Radhika Gupta, the MD and CEO of Edelweiss, recently took to social media platform X, formerly Twitter to share an advice on mutual fund investing. In her posts, she noted the importance of having a stable, diversified portfolio, likening it to a diet of "dal-chawal," which is a staple in many Indian households.
Gupta warned investors about the risks of heavily investing in narrow sectoral funds. She shared an example of an investor who had spread Rs 27,000 worth of monthly SIPs across 31 funds, 15 of which were narrow sectoral ones. She called this a dangerous strategy, especially in uncertain times.
“A danger in these times is to fill your portfolio with narrow ideas that ideally are satellite allocation. Remember, 80% of the portfolio should be ‘dal-chawal’ funds!” Gupta wrote in her post.

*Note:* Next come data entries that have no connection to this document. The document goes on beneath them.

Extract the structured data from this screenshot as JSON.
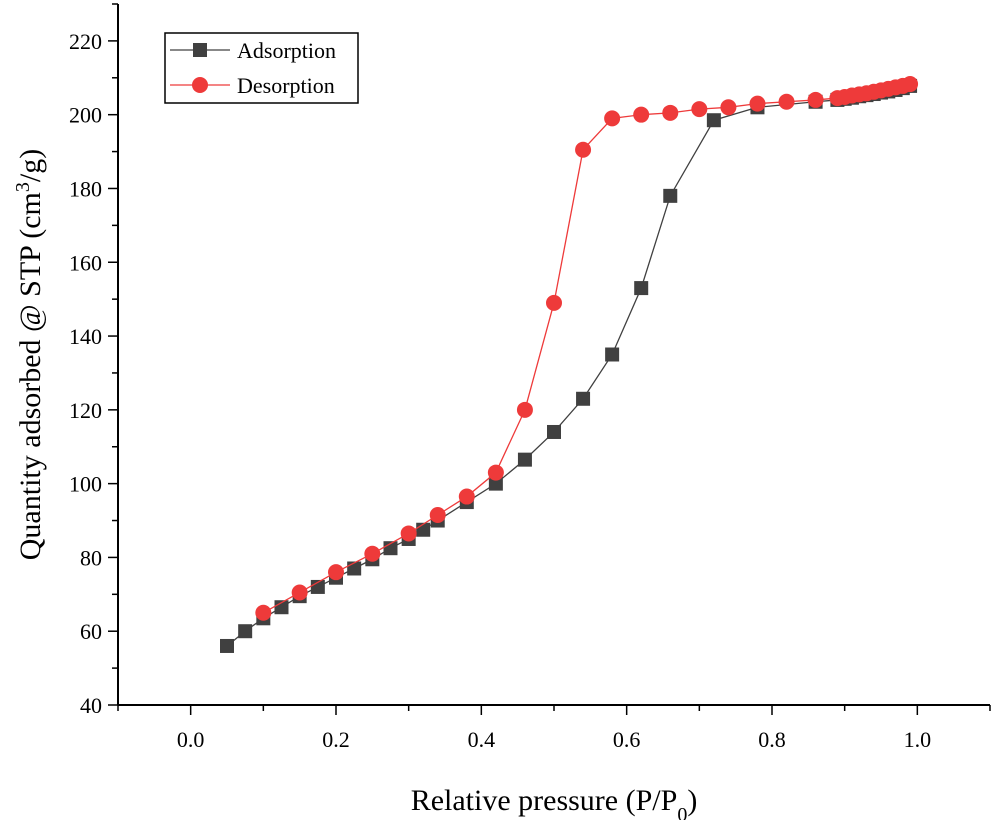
{
  "chart_data": {
    "type": "line",
    "xlabel": "Relative pressure (P/P",
    "xlabel_sub": "0",
    "xlabel_end": ")",
    "ylabel": "Quantity adsorbed @ STP (cm",
    "ylabel_sup": "3",
    "ylabel_end": "/g)",
    "xlim": [
      -0.1,
      1.1
    ],
    "ylim": [
      40,
      230
    ],
    "xticks": [
      0.0,
      0.2,
      0.4,
      0.6,
      0.8,
      1.0
    ],
    "xtick_labels": [
      "0.0",
      "0.2",
      "0.4",
      "0.6",
      "0.8",
      "1.0"
    ],
    "yticks": [
      40,
      60,
      80,
      100,
      120,
      140,
      160,
      180,
      200,
      220
    ],
    "ytick_labels": [
      "40",
      "60",
      "80",
      "100",
      "120",
      "140",
      "160",
      "180",
      "200",
      "220"
    ],
    "grid": false,
    "legend_position": "top-left",
    "series": [
      {
        "name": "Adsorption",
        "marker": "square",
        "color": "#404040",
        "x": [
          0.05,
          0.075,
          0.1,
          0.125,
          0.15,
          0.175,
          0.2,
          0.225,
          0.25,
          0.275,
          0.3,
          0.32,
          0.34,
          0.38,
          0.42,
          0.46,
          0.5,
          0.54,
          0.58,
          0.62,
          0.66,
          0.72,
          0.78,
          0.86,
          0.89,
          0.9,
          0.91,
          0.92,
          0.93,
          0.94,
          0.95,
          0.96,
          0.97,
          0.98,
          0.99
        ],
        "y": [
          56,
          60,
          63.5,
          66.5,
          69.5,
          72,
          74.5,
          77,
          79.5,
          82.5,
          85,
          87.5,
          90,
          95,
          100,
          106.5,
          114,
          123,
          135,
          153,
          178,
          198.5,
          202,
          203.5,
          204,
          204.3,
          204.6,
          205,
          205.3,
          205.6,
          206,
          206.3,
          206.7,
          207.2,
          207.8
        ]
      },
      {
        "name": "Desorption",
        "marker": "circle",
        "color": "#ee3a3a",
        "x": [
          0.1,
          0.15,
          0.2,
          0.25,
          0.3,
          0.34,
          0.38,
          0.42,
          0.46,
          0.5,
          0.54,
          0.58,
          0.62,
          0.66,
          0.7,
          0.74,
          0.78,
          0.82,
          0.86,
          0.89,
          0.9,
          0.91,
          0.92,
          0.93,
          0.94,
          0.95,
          0.96,
          0.97,
          0.98,
          0.99
        ],
        "y": [
          65,
          70.5,
          76,
          81,
          86.5,
          91.5,
          96.5,
          103,
          120,
          149,
          190.5,
          199,
          200,
          200.5,
          201.5,
          202,
          203,
          203.5,
          204,
          204.5,
          204.8,
          205.2,
          205.5,
          205.8,
          206.2,
          206.6,
          207,
          207.4,
          207.8,
          208.3
        ]
      }
    ]
  }
}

What Are "Dal-Chawal" Funds?
Gupta in her post added that "dal-chawal" funds are broad-based mutual funds that span various sectors and are designed to perform well across different market conditions.
These funds include hybrid funds, diversified equity funds, and broad-based index funds, such as flexi, multi, large and mid-cap funds, as well as 250-500 index funds.
“Active or passive doesn’t matter — the point is not a narrow theme-based fund that works in one cycle and not in the next,” added Gupta.
Why Invest in "Dal-Chawal" Funds?
One of the primary reason for investing in "dal-chawal" funds is their ability to provide stability and cover through various market cycles.
Gupta also added to it the importance of diversification, using the old adage, “don’t put all your eggs in one basket.”
Sector Funds
She also in a series of another X posts addressed the current popularity of sector funds.
Gupta noted that while these funds might align with market returns in the long run, they rarely outperform the market.